Les trous noirs sont la dernière étape de la vie des étoiles géantes, avec des masses 30 fois supérieures à celles du Soleil. Une étoile est en fait un gigantesque réacteur nucléaire où la fusion nucléaire a lieu en permanence. La force explosive qui est libérée est en équilibre avec la force gravitationnelle causée par la masse de l'étoile. Cependant, si l'étoile tombe à court de carburant à la fin de sa vie, la fusion nucléaire s'arrêtera. La gravité a alors libre cours et fait commencer à rétrécir l'étoile. Au même moment, l'étoile se réchauffe et une supernova se produit, une explosion avec la puissance de millions de soleils. À la fin, il ne reste qu'un point avec une densité infiniment élevée et une attraction gravitationnelle infiniment élevée ; un "trou noir".
Comme d'autres machos, les trous noirs peuvent être découverts par la déviation de la lumière. Mais il y a d'autres phénomènes qui trahissent leur présence. Si vous voyez des étoiles sur une orbite circulaire dans l'univers, mais qu'il semble n'y avoir rien au milieu de cette orbite, alors il y a probablement un trou noir là-bas. Si une étoile s'approche trop près d'un trou noir, elle est aspirée dans le trou et mangée, pour ainsi dire. La matière de l'étoile est chauffée et émet un rayonnement que les cosmologistes peuvent observer.
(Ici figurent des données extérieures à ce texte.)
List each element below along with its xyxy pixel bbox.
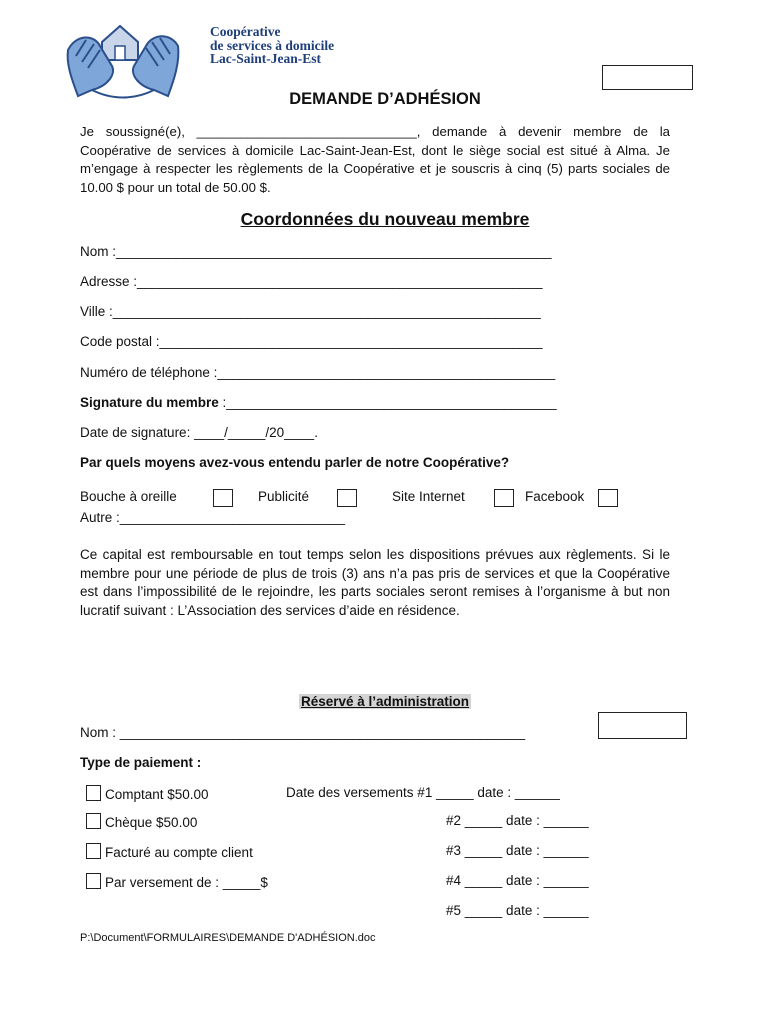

Les premiers trous noirs dans l'univers pourraient dater juste après le début du calcul cosmique, alors qu'il n'y avait qu'un épais « brouillard » de particules élémentaires. Dans les années 1970, les physiciens théoriciens ont découvert que les régions de ce brouillard à haute densité peuvent s'effondrer sous l'influence de leur propre gravité. Après une seconde après le big bang, ce qu'on appelle des trous noirs primitifs se sont formés à partir de cela. Ces trous noirs prendraient alors l'univers en remorque, définissant les balises des structures cosmiques - étoiles, galaxies et amas. Parce qu'ils ne donnent pas de lumière, ces trous noirs primordiaux sont un candidat évident pour la matière noire.
Les astronomes du projet Event Horizon Telescope (EHT) ont en effet présenté non pas la toute première image d'un trou noir, mais de son ombre. Puisque même la lumière ne peut pas s'en échapper, vous ne pouvez pas voir un trou noir lui-même. Les tamis à moustiques ont qualifié la photo de floue. L'agence spatiale américaine NASA, entre autres, a réalisé cette visualisation de l'espace courbe autour du trou noir.